Closed p2635 closed 5 years ago
God I have no idea either
I'll rephrase it to something along the lines of 'they just do whatever'.
Cantonese natives in Hong Kong, Guandong, and any other regions (which is meant to refer to the general populace), as with essentially every topolect/language that isn't standardised (so for Chinese languages probably every topolect with perhaps exception for Taiwan's Hakka and Taiwanese/Hokkien since it's government supported), is just people doing it by ear, which is highly affected by languages they know (like Pinyin) and languages learn.

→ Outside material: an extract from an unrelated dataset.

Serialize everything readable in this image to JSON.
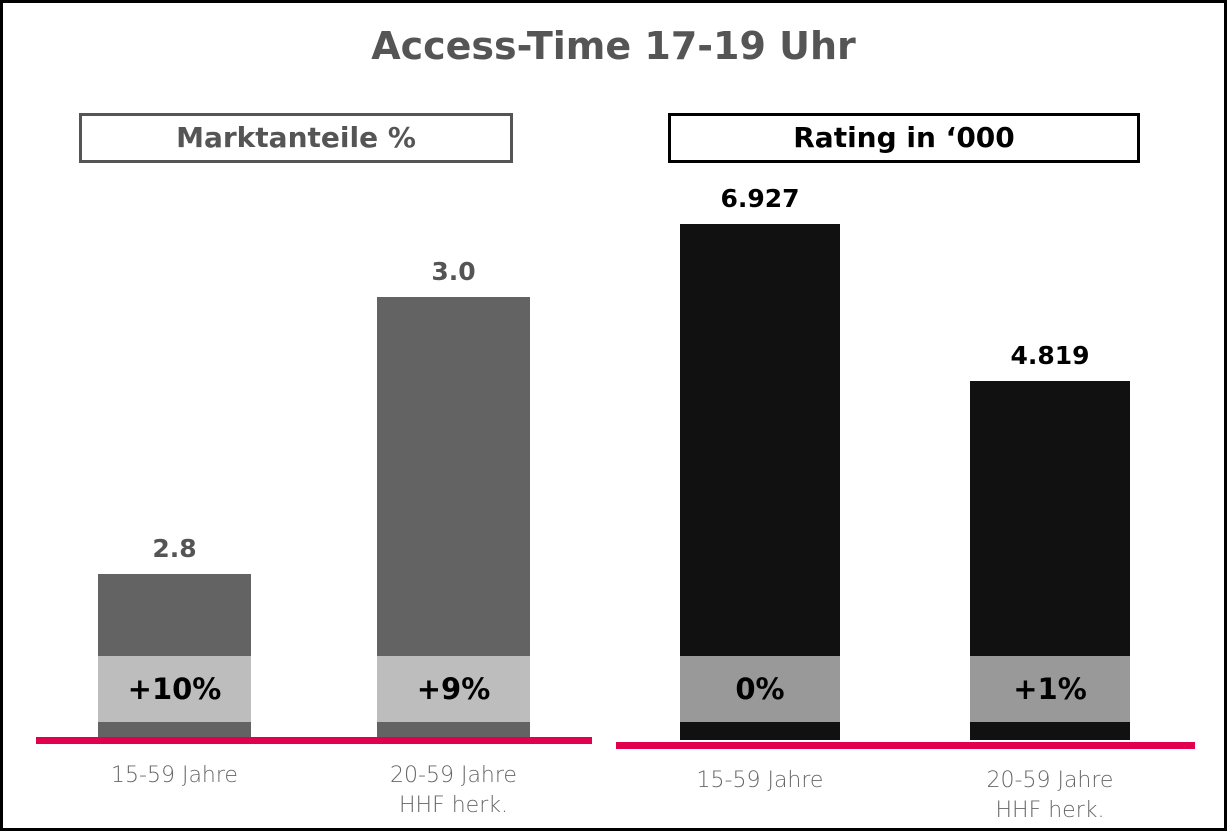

The Hong Kong government does use a system whose English name is 'Cantonese Pinyin' (I believe used in some paper work, signs, etc.), however this is not used by regular people. When typing in Cantonese (which is distinct from typing in Mandarin), people typically use Sucheng (速成) which is just a simplified form of Cangjie or Cangjie itself (which is a shaped-based input method). Looking at the Wikipedia article for Cantonese Pinyin, it seems it has some traction in universities in mainland. There is some more local level governments in China that are also taking up the call to perserve local topolects, so perhaps there is some sense of standarisation on that front, but I'm not informed enough.
Ok... as long as the resources guide is fixed, I don't really care to be honest!
I guess you can add that to a more relevant part of the guide?
Added it to underneath guides/textbook section.
What do you mean natives often use the third?